En las encuestas de la UCA, cuando se preguntaba por la confiabilidad de instituciones o grupos sociales, los empresarios solían quedar en los últimos puestos. Solamente los partidos políticos y la Asamblea Legislativa quedaban detrás de ellos. En el sondeo de opinión presentado este martes, los empresarios quedan en último lugar. Dado que este sector tiene un enorme liderazgo en la vida social, es indispensable reflexionar sobre el porqué de esta baja calificación. Baja calificación, además, que ha sido sistemática a través de los últimos años, aunque sólo en esta ocasión se hayan colocado en el último lugar.
Lo primero es matizar el hecho. Generalmente, cuando se pregunta por los empresarios, la gente piensa en la gran empresa. No hay en el país una condena a los dinamismos de la empresarialidad. Esto es así porque El Salvador es en realidad un país de microempresarios, la mayoría de ellos moviéndose en el ámbito de lo que llamamos economía informal. No sería lógico que las personas encuestadas, muchas de ellas propietarias —o parientes de propietarios— de un pequeño negocio o que combinan su trabajo ordinario con ventas de diverso tipo, hablaran mal de su propia labor.
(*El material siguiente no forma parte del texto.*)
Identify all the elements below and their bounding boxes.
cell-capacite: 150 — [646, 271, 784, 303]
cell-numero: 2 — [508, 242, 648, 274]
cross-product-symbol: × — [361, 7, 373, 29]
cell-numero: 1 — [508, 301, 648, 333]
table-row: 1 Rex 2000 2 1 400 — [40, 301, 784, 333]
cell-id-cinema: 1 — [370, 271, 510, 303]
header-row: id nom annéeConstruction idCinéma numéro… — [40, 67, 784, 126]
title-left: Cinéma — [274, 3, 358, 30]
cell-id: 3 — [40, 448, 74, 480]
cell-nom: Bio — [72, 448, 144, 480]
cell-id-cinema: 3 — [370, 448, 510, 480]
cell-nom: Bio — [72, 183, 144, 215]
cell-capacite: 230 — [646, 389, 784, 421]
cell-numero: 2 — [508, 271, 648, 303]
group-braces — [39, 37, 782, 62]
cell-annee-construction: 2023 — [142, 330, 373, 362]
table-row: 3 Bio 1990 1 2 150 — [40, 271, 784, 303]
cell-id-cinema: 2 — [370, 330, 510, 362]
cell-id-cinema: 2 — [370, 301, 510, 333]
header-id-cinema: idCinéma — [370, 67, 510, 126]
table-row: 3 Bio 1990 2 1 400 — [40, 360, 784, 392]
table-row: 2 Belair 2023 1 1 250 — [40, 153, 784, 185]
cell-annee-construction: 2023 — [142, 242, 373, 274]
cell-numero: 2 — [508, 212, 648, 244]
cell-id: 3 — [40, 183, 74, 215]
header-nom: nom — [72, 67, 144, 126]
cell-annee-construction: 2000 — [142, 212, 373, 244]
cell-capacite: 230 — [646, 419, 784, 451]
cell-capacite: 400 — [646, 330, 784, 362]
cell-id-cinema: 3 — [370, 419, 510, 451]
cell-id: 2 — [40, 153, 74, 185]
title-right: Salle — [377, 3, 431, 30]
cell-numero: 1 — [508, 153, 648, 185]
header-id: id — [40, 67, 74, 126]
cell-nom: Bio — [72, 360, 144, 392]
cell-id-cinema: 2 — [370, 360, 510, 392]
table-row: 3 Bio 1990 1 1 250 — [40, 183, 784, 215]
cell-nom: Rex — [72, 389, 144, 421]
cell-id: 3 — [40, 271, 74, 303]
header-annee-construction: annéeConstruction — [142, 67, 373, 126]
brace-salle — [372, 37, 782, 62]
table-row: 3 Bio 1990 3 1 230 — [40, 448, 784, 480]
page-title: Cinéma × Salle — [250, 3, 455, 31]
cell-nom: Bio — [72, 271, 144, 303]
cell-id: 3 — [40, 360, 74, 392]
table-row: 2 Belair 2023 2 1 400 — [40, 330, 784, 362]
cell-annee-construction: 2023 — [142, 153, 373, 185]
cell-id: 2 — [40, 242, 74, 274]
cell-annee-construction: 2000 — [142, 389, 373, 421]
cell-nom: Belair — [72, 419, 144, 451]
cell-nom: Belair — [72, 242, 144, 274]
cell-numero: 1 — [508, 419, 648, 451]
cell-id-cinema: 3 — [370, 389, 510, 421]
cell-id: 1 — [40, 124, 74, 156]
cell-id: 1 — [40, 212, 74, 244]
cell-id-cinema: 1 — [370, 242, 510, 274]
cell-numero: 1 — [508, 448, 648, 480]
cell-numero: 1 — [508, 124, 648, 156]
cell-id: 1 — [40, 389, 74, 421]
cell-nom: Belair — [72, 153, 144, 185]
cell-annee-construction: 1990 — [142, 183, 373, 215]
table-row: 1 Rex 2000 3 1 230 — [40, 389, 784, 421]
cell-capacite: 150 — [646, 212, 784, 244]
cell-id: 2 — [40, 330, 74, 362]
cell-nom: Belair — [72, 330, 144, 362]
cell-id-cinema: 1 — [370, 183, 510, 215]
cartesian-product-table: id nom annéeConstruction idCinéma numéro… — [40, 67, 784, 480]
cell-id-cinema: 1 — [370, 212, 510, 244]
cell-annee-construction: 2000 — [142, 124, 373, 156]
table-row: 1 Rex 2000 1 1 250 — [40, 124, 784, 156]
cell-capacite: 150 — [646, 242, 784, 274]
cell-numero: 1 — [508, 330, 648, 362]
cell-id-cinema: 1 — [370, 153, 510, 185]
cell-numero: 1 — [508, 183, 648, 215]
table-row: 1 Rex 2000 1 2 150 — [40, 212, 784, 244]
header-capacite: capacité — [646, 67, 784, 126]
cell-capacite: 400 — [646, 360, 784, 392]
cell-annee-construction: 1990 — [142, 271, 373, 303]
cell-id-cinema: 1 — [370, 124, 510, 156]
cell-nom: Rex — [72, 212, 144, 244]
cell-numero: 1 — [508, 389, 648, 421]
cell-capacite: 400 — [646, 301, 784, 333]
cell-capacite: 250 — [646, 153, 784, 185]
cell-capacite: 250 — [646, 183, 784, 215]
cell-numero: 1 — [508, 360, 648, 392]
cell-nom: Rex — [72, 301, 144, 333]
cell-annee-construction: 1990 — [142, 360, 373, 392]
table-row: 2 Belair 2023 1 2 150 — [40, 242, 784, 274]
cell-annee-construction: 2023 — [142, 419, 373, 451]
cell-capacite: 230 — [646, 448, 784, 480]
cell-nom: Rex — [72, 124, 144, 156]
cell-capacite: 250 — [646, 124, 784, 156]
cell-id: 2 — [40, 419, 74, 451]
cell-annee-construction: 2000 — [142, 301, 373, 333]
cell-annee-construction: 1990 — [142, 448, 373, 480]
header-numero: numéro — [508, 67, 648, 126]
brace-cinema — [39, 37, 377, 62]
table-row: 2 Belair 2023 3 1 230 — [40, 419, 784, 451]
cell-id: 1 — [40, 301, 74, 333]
No se trata, pues, de un desprecio hacia las virtudes o la práctica empresarial en general, sino a determinadas prácticas empresariales ubicadas generalmente en la cúpula de la pirámide social. O al menos sentidas y entendidas de esa manera por la gente común a la que se le pasa la encuesta.
Dicho esto, podemos reflexionar sobre las causas de este bajo aprecio, que sin duda son múltiples y diversas. En primer lugar, la gran empresa se ha visto demasiado inmiscuida en la política. Y la política no es un campo apreciado. Tener grandes representantes en el poder, Coena incluido, durante los 20 años de Arena, no ha hecho ningún bien al concepto que la gente tiene del empresario. Incluso no faltan quienes piensan que el prestigio y la popularidad que el ex presidente Saca mantuvo se debió, entre otras razones, al hecho de dar una imagen de independencia del empresariado. Empresarios que por cierto son ahora los que le están expulsando de su partido.
Dado que una buena parte de la responsabilidad de la crisis internacional se le está imputando a grandes empresas, no es de extrañar que el propio deterioro de Arena, unido al concepto de grandes empresarios controlando este partido, haya ocasionado un mayor deterioro de la imagen empresarial en la opinión pública.
Un segundo elemento que debilita la imagen de los empresarios es percibir en ellos —en los grandes al menos— una especie de indiferencia ante los efectos que la crisis causa en los pobres. Su negativa a una reforma fiscal que, en definitiva, lleve a un mejor reparto de la riqueza producida entre todos se ha convertido en un escándalo en un país como el nuestro, donde la pobreza ha aumentado dramáticamente en los últimos dos años. El sector pudiente sigue dando la impresión de que la crisis no afecta sus niveles de vida, vehículos, estilos de gasto y de derroche. Y aunque no todos los empresarios son así, basta con que una buena proporción de los más pudientes muestren niveles de vida privilegiados para que un buen sector de la población en apretura económica se resienta.
Esta situación es por definición preocupante, porque el liderazgo del empresariado en el país no sólo es innegable, sino que también es indispensable para el desarrollo del conjunto nacional. Un empresariado excesivamente complicado en la política, buscando favores desde arriba, arriesgando poco, mirando con cierta complicidad la corrupción mientras le favorece, no puede desempeñar la labor emprendedora, dinamizadora y de construcción de futuro que se esperaría del mismo.
Generalmente, la opinión de la gente sobre la calidad de nuestros empresarios no suele preocupar demasiado al propio sector, al menos mientras se sigan consumiendo sus productos y frecuentando sus tiendas y negocios. Sin embargo, en el mediano y largo plazo, el hecho de que la gente no confíe en el empresariado nacional incide en que la propia cultura empresarial dinámica y creativa quede fuera de la valoración popular. Y si no somos capaces de valorar el ingenio y la creatividad, de poco nos valdrá la laboriosidad de la que solemos presumir. Un empresariado con mayor conciencia y responsabilidad social, con posiciones más abiertas a la hora de compartir la riqueza, con mayor rechazo y energía crítica frente a la corrupción o al favoritismo político vinculado al negocio, es indispensable para el desarrollo en El Salvador. Ojalá que la baja valoración en la que se tiene al gran empresariado ayude a los miembros de ese gremio a reflexionar y dar muestras de una mayor preocupación por el bien común.